Aunt Ellsbeth looked up from washing the dishes. What I saw in her dark eyes startled me. They were glowing radiantly, as if she’d looked all her life and had at last discovered something to be joyful about. No longer did she call Papa cruel and callous as once she had. He no longer called her a walking beanpole, tall, lean and mean, with the tongue of a shrew.

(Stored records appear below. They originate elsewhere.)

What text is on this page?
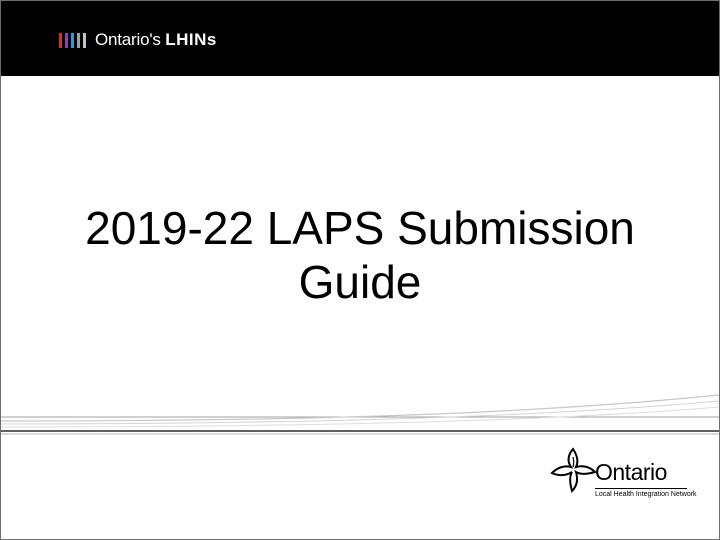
Ontario's LHINs
2019-22 LAPS Submission
Guide
Ontario
Local Health Integration Network
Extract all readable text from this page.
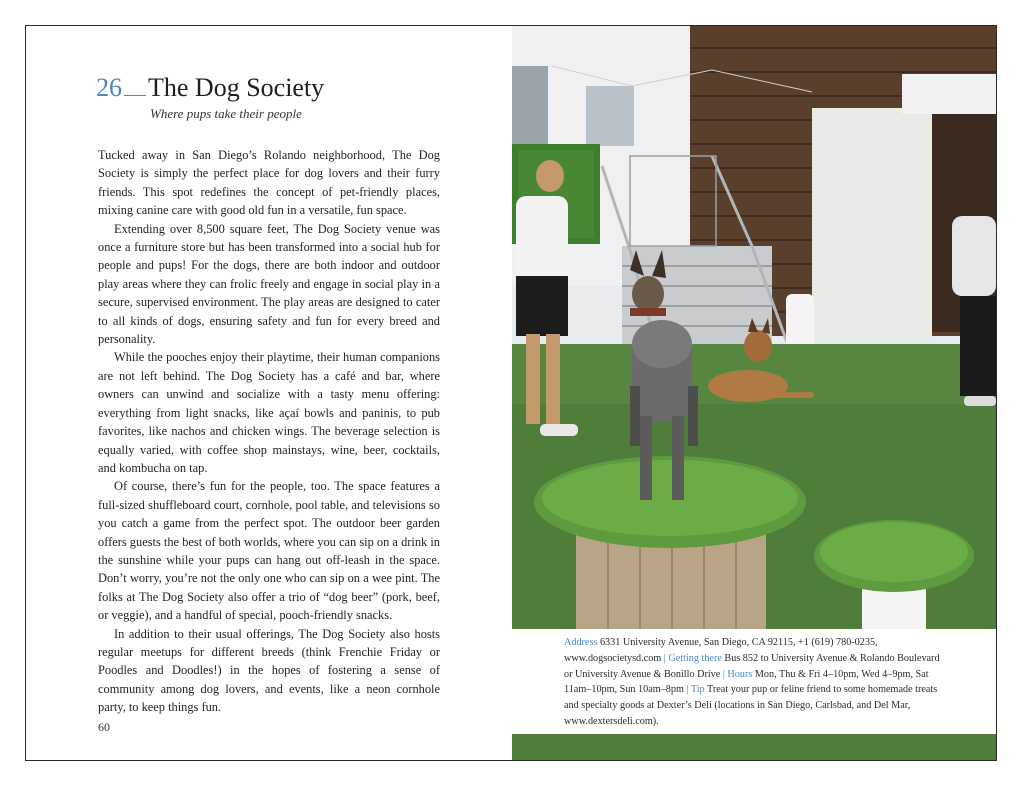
26 The Dog Society
Where pups take their people

Tucked away in San Diego’s Rolando neighborhood, The Dog Society is simply the perfect place for dog lovers and their furry friends. This spot redefines the concept of pet-friendly places, mixing canine care with good old fun in a versatile, fun space.

Extending over 8,500 square feet, The Dog Society venue was once a furniture store but has been transformed into a social hub for people and pups! For the dogs, there are both indoor and outdoor play areas where they can frolic freely and engage in social play in a secure, supervised environment. The play areas are designed to cater to all kinds of dogs, ensuring safety and fun for every breed and personality.

While the pooches enjoy their playtime, their human companions are not left behind. The Dog Society has a café and bar, where owners can unwind and socialize with a tasty menu offering: everything from light snacks, like açaí bowls and paninis, to pub favorites, like nachos and chicken wings. The beverage selection is equally varied, with coffee shop mainstays, wine, beer, cocktails, and kombucha on tap.

Of course, there’s fun for the people, too. The space features a full-sized shuffleboard court, cornhole, pool table, and televisions so you catch a game from the perfect spot. The outdoor beer garden offers guests the best of both worlds, where you can sip on a drink in the sunshine while your pups can hang out off-leash in the space. Don’t worry, you’re not the only one who can sip on a wee pint. The folks at The Dog Society also offer a trio of “dog beer” (pork, beef, or veggie), and a handful of special, pooch-friendly snacks.

In addition to their usual offerings, The Dog Society also hosts regular meetups for different breeds (think Frenchie Friday or Poodles and Doodles!) in the hopes of fostering a sense of community among dog lovers, and events, like a neon cornhole party, to keep things fun.

60
Address 6331 University Avenue, San Diego, CA 92115, +1 (619) 780-0235, www.dogsocietysd.com | Getting there Bus 852 to University Avenue & Rolando Boulevard or University Avenue & Bonillo Drive | Hours Mon, Thu & Fri 4–10pm, Wed 4–9pm, Sat 11am–10pm, Sun 10am–8pm | Tip Treat your pup or feline friend to some homemade treats and specialty goods at Dexter’s Deli (locations in San Diego, Carlsbad, and Del Mar, www.dextersdeli.com).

“Audrina,” she began, and in her voice I heard a bit of warmth, “you’ve got to be very careful not to let your father dominate your life. He’ll never do that to Vera because she doesn’t care what he thinks of her. Because you do care, you make yourself vulnerable. He’s self-serving to the point of being cruel enough to rob you of what you need. He lies; he cheats and deceives. He’s devilishly clever and likable but, I’m sorry to say, completely without honor or integrity. If he can possibly manage it he will keep you here with him until the day he dies and never allow you to have a life of your own. I can tell that you love him. In some ways I commend you for your loyalty and devotion. But blood ties are not supposed to be chains. You don’t owe him, or Sylvia, your life.”